The Kansas Land That Once Belonged to the Bloody Benders, America’s First Serial Killer Family, Is Up for Auction
A tract of land up for auction in Kansas features rolling views, tillable soil, and a history of some of the most infamous murders ever committed in the state. As the Salina Journal reports, the 162-acre property was once home to the Bloody Benders, the four-person unit considered by many to be America's first serial killer family.
John Bender Sr.; his wife, Mary; their daughter, Kate; and their son John Jr. claimed a parcel of land in what is now Labette County, Kansas in 1870. Their site sat near the Great Osage Trail, and the home they built there doubled as an inn were travelers could rest and replenish their supplies.

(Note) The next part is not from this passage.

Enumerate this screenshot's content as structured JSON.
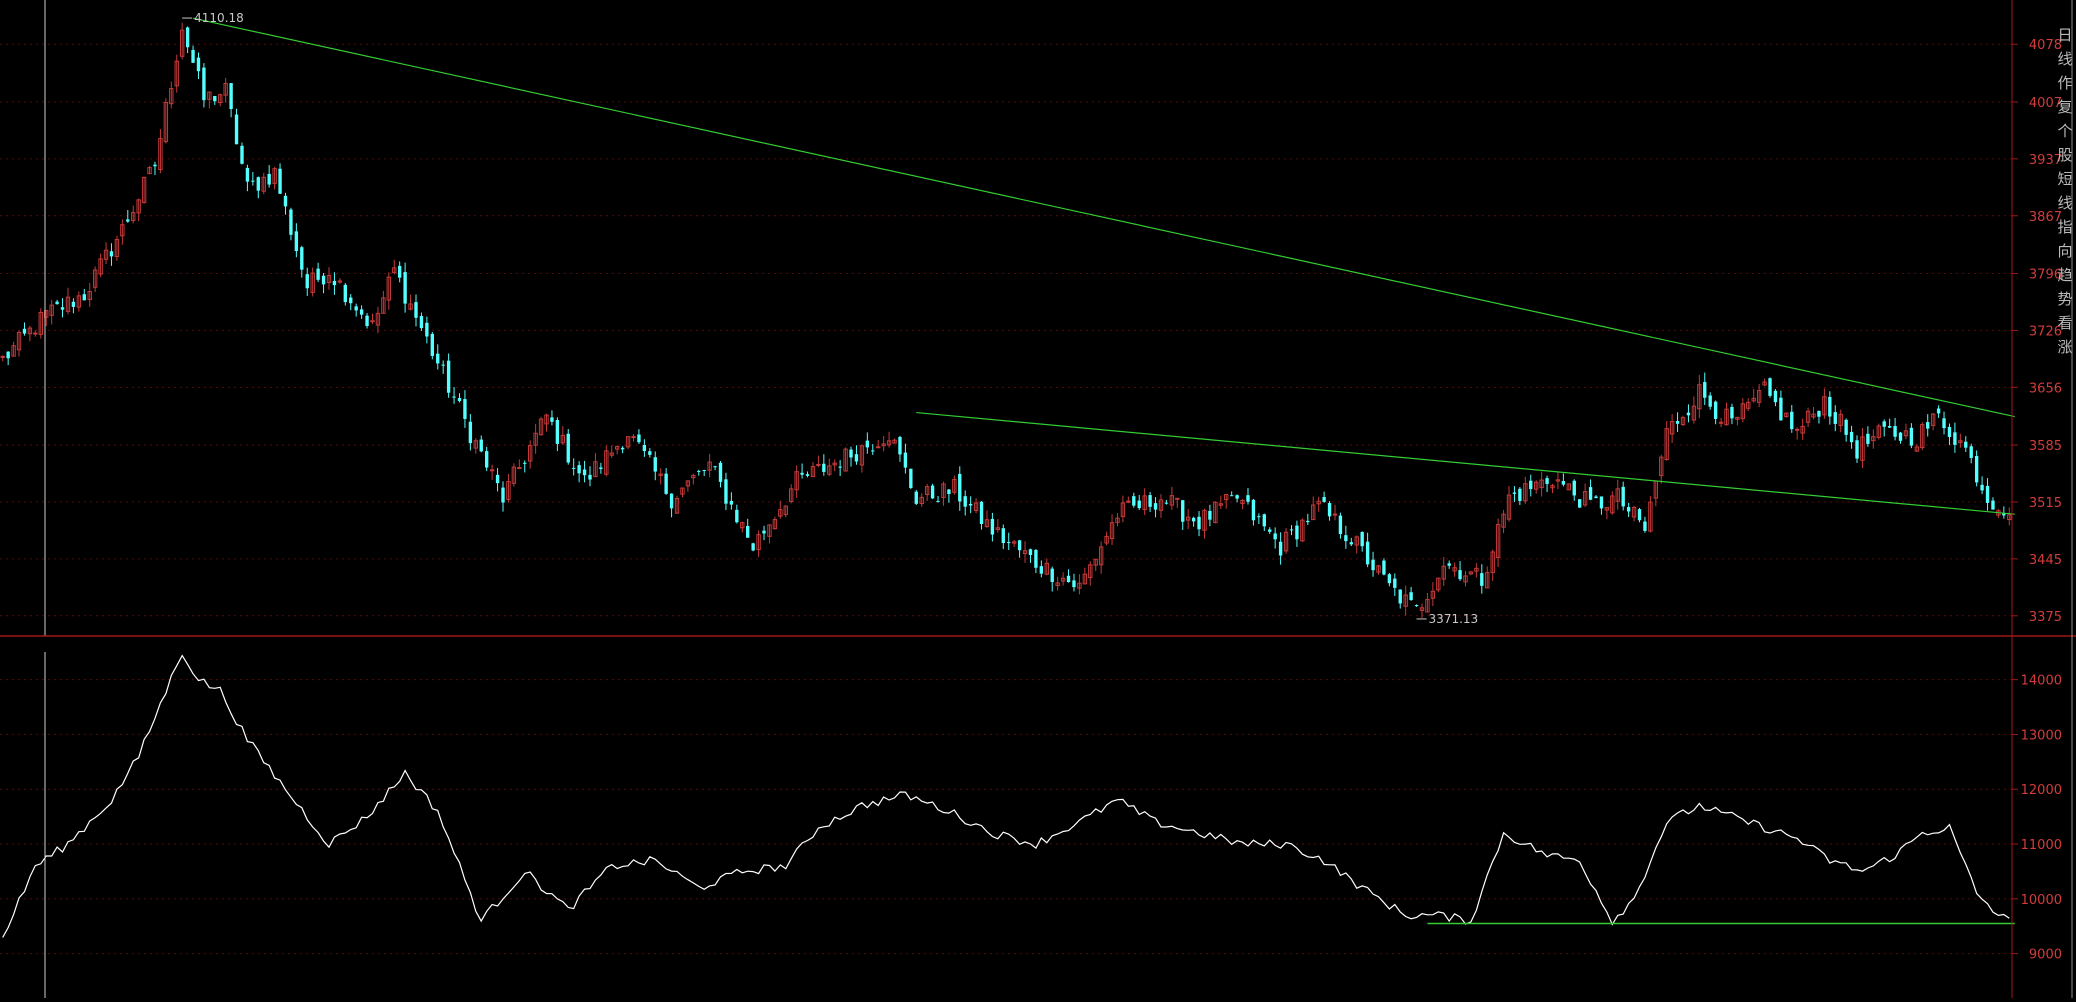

Many of the Benders' guests were never heard from again. But given the risks of pioneer life, such disappearances weren't unusual. The family was able to evade suspicion for years, and it wasn't until a popular doctor named William York went missing in 1873 that the Benders were questioned.

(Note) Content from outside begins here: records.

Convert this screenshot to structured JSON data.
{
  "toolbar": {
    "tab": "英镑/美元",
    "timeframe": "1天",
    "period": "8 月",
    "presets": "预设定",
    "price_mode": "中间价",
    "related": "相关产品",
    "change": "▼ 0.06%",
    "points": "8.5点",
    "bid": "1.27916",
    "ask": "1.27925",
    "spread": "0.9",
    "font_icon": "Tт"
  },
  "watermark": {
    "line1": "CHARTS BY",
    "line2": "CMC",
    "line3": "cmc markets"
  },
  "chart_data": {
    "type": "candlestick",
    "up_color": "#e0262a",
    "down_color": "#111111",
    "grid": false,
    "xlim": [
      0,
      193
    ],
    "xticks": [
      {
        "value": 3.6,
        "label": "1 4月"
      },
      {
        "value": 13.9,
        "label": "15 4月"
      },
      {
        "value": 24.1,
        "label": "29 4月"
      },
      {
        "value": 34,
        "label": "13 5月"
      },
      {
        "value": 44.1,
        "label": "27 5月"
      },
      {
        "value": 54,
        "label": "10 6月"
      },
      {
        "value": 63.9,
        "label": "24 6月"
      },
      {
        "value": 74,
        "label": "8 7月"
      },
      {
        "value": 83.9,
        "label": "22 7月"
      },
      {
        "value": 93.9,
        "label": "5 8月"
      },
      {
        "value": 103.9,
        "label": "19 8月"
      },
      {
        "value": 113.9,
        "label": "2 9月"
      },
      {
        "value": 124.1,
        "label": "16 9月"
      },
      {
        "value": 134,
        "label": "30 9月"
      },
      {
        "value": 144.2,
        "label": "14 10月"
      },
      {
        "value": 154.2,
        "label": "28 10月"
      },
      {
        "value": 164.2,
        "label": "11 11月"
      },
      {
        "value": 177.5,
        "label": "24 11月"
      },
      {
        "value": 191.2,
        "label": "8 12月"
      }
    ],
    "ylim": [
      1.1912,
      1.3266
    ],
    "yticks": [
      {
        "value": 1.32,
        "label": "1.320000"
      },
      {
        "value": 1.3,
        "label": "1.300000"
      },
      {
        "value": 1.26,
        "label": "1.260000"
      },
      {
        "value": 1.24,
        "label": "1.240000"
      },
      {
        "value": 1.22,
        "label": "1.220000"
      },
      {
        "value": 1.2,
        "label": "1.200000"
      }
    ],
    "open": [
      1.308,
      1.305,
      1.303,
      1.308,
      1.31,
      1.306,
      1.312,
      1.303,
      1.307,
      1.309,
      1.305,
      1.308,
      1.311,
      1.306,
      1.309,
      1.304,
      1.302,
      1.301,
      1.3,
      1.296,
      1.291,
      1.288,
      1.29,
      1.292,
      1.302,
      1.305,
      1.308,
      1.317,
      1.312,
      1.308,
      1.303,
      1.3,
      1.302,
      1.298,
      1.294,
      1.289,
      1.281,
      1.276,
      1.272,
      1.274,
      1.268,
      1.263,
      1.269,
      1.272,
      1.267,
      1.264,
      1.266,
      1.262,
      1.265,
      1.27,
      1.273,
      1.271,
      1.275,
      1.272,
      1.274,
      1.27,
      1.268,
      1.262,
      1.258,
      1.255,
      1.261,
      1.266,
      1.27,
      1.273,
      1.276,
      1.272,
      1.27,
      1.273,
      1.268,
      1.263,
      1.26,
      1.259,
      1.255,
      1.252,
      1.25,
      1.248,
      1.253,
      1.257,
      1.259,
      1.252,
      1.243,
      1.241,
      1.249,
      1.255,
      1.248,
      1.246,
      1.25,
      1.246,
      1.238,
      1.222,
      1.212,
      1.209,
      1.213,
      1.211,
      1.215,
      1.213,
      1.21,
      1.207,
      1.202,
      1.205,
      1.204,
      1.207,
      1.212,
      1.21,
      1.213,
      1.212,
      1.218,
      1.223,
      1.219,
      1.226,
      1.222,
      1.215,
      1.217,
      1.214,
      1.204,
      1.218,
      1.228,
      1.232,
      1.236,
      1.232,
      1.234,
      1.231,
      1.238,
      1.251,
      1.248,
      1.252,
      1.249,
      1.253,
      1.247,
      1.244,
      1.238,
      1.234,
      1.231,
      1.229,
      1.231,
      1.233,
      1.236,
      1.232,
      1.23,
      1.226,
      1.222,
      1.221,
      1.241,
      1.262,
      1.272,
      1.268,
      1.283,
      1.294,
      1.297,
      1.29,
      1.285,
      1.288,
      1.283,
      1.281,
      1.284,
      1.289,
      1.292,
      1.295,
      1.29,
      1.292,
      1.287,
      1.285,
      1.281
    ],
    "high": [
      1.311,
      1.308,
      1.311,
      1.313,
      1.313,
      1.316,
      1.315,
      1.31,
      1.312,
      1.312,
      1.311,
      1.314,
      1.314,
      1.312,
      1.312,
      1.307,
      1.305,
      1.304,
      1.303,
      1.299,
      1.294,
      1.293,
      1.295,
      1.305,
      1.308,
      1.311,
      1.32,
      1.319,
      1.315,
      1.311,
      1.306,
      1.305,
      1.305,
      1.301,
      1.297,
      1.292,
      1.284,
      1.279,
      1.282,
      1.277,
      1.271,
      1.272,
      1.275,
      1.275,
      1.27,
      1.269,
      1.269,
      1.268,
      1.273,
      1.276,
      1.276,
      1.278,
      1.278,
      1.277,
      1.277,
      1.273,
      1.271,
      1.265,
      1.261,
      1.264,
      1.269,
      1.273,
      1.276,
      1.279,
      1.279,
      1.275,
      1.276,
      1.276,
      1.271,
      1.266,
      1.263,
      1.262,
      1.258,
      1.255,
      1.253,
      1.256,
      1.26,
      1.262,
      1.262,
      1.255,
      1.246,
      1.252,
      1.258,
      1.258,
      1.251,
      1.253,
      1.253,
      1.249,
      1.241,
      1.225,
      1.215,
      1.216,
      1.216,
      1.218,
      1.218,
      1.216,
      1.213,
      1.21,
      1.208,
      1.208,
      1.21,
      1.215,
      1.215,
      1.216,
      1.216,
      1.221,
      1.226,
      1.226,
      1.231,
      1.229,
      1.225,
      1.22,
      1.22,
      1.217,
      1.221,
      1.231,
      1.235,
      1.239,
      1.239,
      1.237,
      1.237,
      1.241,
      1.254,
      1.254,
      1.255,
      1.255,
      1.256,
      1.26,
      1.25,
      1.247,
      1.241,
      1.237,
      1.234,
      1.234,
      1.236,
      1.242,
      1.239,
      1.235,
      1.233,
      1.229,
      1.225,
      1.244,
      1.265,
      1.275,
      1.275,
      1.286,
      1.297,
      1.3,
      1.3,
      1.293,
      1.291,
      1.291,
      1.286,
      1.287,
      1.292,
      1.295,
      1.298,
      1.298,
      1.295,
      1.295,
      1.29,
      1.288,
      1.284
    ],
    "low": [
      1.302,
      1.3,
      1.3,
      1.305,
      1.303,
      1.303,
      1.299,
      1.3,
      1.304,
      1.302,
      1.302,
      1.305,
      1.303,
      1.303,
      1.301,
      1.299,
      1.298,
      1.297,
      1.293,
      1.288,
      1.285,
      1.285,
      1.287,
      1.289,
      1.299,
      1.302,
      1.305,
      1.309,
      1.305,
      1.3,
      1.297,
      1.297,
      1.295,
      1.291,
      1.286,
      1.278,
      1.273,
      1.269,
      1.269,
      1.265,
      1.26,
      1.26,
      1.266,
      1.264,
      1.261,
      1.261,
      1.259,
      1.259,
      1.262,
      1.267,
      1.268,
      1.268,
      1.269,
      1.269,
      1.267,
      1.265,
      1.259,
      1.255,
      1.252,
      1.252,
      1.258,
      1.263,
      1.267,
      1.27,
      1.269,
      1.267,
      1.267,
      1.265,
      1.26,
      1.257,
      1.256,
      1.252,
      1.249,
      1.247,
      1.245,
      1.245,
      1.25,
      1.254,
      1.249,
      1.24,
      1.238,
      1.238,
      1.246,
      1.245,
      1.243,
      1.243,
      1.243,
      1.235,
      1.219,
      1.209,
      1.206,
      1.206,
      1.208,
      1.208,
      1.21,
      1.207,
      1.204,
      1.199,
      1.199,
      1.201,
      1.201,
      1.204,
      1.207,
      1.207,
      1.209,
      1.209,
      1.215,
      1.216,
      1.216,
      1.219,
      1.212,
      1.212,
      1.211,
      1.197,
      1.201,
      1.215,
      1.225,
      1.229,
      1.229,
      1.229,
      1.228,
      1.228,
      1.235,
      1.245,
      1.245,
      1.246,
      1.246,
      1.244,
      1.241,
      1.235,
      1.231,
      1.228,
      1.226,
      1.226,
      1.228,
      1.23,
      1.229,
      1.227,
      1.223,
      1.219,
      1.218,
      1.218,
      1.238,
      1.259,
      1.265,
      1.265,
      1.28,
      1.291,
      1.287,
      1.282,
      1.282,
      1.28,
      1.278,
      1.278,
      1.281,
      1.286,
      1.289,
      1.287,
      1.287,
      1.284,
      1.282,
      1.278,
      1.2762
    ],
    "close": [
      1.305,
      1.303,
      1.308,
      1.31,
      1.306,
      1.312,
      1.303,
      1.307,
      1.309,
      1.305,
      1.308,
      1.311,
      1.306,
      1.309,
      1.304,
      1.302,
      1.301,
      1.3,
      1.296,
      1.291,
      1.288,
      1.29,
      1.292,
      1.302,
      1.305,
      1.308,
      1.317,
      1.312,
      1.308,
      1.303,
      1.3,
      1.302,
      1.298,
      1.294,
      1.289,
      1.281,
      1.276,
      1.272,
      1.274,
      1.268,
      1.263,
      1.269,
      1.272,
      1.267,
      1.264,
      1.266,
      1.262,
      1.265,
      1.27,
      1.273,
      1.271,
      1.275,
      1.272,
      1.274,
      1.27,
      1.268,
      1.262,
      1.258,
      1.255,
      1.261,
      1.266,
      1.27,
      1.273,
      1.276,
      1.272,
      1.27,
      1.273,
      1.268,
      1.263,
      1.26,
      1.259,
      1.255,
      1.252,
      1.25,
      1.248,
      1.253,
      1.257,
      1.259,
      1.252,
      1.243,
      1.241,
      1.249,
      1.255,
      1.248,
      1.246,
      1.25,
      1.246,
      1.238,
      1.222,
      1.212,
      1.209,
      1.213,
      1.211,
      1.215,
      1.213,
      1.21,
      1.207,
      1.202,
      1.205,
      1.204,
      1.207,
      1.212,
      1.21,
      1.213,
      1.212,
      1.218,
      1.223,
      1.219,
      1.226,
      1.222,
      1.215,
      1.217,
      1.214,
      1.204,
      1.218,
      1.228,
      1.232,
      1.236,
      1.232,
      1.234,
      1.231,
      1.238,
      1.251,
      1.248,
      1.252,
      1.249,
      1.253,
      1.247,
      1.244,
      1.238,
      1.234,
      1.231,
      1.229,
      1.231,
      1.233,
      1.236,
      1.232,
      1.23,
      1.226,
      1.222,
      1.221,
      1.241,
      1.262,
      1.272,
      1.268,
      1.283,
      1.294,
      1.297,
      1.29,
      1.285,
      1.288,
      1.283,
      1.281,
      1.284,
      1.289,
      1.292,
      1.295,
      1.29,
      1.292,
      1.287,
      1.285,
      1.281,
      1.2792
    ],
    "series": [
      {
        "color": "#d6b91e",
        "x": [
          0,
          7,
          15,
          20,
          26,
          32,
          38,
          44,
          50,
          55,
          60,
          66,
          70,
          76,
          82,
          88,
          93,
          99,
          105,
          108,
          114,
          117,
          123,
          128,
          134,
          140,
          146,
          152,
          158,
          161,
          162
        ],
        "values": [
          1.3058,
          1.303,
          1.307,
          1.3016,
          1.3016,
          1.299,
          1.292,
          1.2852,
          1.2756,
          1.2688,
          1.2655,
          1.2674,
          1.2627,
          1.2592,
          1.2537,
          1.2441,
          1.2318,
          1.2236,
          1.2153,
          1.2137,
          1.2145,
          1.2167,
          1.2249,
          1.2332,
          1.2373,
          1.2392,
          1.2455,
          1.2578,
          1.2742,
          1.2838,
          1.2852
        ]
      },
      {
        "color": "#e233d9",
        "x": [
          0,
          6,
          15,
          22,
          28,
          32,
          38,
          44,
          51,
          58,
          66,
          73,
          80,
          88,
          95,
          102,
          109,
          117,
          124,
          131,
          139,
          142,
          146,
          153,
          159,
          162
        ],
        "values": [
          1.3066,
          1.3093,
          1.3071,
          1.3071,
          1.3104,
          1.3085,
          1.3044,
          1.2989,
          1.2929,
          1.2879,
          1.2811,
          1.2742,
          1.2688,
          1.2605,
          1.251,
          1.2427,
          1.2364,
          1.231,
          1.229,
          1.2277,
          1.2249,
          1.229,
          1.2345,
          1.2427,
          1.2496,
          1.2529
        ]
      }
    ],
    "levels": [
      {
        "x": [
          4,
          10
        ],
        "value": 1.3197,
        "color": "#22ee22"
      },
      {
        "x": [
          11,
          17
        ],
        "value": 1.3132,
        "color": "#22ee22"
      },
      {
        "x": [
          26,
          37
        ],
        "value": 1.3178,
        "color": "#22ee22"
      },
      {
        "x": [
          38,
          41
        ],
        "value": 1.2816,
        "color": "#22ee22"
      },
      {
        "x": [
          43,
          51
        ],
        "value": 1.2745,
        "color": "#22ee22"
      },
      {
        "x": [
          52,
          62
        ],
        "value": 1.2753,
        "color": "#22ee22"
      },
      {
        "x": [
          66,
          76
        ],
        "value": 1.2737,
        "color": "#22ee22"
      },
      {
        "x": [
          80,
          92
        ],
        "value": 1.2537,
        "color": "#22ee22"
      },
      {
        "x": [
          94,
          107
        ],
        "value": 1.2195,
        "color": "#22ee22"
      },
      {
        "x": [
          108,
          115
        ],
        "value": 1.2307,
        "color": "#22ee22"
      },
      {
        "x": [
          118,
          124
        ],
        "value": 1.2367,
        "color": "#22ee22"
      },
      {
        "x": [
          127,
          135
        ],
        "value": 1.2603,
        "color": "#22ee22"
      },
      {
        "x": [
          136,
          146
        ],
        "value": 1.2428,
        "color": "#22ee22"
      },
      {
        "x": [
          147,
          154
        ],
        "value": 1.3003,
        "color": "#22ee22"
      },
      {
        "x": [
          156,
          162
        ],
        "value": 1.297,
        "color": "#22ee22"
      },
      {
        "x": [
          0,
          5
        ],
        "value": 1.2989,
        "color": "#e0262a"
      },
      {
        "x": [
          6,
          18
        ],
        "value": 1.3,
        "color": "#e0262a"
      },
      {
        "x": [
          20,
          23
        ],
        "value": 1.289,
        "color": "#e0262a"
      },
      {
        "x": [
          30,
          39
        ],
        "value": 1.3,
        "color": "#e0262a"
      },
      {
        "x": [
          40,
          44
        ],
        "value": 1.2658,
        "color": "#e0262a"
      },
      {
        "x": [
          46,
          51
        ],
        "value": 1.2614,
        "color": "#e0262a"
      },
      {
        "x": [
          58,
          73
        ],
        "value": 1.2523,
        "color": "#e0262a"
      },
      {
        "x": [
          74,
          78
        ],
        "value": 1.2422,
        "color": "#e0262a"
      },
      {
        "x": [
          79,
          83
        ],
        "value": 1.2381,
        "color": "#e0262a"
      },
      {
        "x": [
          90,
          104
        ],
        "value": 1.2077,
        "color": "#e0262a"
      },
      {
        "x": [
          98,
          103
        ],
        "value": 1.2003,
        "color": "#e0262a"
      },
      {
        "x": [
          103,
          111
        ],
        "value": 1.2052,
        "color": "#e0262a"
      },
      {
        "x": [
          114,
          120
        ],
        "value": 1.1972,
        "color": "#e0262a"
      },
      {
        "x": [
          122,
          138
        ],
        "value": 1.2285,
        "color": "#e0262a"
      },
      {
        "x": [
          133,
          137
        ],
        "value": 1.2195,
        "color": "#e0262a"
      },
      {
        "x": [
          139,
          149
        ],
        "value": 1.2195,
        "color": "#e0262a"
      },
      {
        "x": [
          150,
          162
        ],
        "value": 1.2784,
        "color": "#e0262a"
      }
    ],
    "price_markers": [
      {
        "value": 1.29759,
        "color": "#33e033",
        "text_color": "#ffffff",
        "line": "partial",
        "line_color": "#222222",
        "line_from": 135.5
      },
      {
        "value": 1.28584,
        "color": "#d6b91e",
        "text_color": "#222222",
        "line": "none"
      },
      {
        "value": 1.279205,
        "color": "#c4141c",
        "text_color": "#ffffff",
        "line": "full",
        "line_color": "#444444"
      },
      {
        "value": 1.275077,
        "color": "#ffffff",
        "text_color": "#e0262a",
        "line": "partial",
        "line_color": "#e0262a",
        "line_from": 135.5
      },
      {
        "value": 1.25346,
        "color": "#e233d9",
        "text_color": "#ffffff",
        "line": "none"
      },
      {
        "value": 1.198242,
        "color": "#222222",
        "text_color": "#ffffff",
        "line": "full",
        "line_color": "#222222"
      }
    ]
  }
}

Before investigators could complete a thorough search of the Bender home, its four residents fled. It didn't take authorities long to discover why: A trap door in the building's floor revealed a cellar that was soaked with blood. Buried in the garden, they found York's body with his head caved in and his throat slit. Around 11 bodies in total were ultimately discovered on the property, but it's suspected the Benders were responsible for up to 21 murders.

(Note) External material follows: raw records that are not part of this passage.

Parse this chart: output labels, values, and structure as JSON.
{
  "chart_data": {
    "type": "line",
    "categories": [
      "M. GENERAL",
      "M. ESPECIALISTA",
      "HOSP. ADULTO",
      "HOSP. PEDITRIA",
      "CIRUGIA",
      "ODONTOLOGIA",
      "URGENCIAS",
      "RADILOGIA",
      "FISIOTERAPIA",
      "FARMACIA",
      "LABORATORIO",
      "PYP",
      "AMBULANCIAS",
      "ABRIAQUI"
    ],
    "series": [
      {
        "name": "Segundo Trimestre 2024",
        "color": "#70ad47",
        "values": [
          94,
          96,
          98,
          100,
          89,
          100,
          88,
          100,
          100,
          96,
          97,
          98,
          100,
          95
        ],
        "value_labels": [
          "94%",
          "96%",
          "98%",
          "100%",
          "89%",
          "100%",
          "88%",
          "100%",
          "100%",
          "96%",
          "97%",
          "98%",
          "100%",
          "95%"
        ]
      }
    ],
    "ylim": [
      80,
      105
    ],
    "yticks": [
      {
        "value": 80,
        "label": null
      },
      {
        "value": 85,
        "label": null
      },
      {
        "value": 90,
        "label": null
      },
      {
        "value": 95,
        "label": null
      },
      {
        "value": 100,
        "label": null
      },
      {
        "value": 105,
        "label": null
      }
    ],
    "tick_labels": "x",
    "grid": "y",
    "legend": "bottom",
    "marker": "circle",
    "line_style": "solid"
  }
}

The house where the killers lured in their victims and committed their crimes was demolished decades ago, but the land where it once stood is now up for sale. The property is labeled as "Farm 2" and "Tract 9″ in a listing of 15 Kansas tracts going to auction later this month. According to the listing, it has "152.23+/- acres of tillable land per FSA," and "Primary soil types include Wagstaff Silty Clay Loam, Kenoma Silt Loam and Parsons Silt Loam."
Buyers could end up getting more than they pay for. According to the manager of the auction house, modern technology likely hasn't been used to scan the land for undiscovered bodies since the initial victims were found in the 1870s.
The public auction will take place at the Cardinal Event Center in Parsons, Kansas, at 6 p.m. on February 11. And if you'd like to do your research before purchasing a grisly murder site, the tract will be open for inspection between 2 and 5 p.m. on February 10.